Although the jury apportioned only 20% of the liability between Pace-O-Matic and Miele, they plan to appeal what Barley described as numerous irregularities in the case. The remaining liability was attributed 55% to the gunman and 25% to the store’s owner, which settled out of court.

“The decisions rendered in this case set a dangerous precedent by establishing responsibility and liability for criminal activity with businesses that offer any product, service or software license at a location where a crime has occurred — even when there is little to no connection to the crime,” Barley said.
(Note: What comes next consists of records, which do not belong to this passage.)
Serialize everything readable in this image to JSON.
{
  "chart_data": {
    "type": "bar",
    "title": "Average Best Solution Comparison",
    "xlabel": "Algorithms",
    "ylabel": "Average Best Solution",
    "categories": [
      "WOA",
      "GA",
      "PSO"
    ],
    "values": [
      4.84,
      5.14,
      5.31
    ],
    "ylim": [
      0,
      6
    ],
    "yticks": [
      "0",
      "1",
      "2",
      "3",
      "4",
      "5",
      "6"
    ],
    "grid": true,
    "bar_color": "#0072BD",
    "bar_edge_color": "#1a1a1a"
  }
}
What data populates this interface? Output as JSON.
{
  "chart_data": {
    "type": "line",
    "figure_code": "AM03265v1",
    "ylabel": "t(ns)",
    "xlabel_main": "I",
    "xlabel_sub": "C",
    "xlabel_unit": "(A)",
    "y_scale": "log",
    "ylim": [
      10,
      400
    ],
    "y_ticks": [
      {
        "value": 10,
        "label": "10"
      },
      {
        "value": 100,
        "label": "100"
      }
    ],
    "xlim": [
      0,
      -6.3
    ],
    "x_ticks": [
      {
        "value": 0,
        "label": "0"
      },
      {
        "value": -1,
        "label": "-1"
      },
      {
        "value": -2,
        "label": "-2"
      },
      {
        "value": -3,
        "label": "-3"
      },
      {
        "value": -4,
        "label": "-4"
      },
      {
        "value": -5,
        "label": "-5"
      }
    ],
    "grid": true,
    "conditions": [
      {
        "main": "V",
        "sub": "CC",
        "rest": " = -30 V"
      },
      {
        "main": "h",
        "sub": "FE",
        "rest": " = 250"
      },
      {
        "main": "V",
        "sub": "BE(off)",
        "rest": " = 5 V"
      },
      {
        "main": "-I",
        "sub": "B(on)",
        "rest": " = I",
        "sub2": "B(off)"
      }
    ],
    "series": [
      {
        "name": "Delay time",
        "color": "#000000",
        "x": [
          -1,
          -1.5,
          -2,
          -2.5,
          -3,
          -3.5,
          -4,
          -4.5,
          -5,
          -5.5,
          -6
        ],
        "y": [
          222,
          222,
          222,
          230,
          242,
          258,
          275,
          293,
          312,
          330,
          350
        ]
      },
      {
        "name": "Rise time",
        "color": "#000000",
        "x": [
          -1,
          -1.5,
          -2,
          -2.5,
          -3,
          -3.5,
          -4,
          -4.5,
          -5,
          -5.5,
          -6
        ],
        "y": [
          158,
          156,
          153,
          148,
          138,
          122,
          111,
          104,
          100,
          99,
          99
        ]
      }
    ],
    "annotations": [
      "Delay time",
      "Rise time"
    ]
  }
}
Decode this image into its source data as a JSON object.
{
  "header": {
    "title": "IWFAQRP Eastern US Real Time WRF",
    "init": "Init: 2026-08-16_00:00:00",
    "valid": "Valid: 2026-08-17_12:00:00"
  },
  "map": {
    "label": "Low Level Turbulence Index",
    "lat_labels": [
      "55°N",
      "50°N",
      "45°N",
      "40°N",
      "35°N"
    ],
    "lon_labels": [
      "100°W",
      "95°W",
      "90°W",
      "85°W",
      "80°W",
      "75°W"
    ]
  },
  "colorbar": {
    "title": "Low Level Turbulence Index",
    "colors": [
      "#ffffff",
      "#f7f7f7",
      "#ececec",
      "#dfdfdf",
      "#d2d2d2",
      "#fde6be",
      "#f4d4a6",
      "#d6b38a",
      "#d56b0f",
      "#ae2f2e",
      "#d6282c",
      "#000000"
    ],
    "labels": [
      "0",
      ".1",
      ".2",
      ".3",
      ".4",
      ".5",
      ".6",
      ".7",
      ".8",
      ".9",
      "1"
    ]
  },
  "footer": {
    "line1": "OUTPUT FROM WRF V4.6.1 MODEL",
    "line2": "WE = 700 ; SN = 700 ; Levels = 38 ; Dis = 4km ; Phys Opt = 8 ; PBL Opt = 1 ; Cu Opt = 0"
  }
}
Patel, 50, was working at the Choice Food Mart to send money back to his family in India. The store had several skill machines manufactured by Pace-O-Matic and Miele and other makers. 

“Unlike casinos that have to follow extremely strict safety measures, where they have armed guards, state police on site, double-locked cashier cages … they are in convenience stores with none of those safety measures,” Zimmerman said in his opening statement. “The clerks in these stores have to handle thousands of dollars in cash to pay out the bettors and pay out collectors from the defendants’ enterprise.”

Patel’s killer ​​Jafet Rodriguez, who is now serving a life sentence, had lost about $6,700 playing the games in Patel’s store and knew that the store kept large amounts of money on hand, Zimmerman said. 

After Rodriguez was threatened by a drug dealer to whom he owed money, Rodriguez drove to the store where he pushed Patel into the closet and shot him in the neck, severing Patel’s tongue, which left him unable to call for help.

“Jafet Rodriguez had one goal.  He had one target. He went for one thing. He didn’t go for the cash register money. There was a key right in the cash register, didn’t bother. He went for the betting cash, just the betting cash,” Zimmerman said. “And the people at the bottom paid the ultimate price.”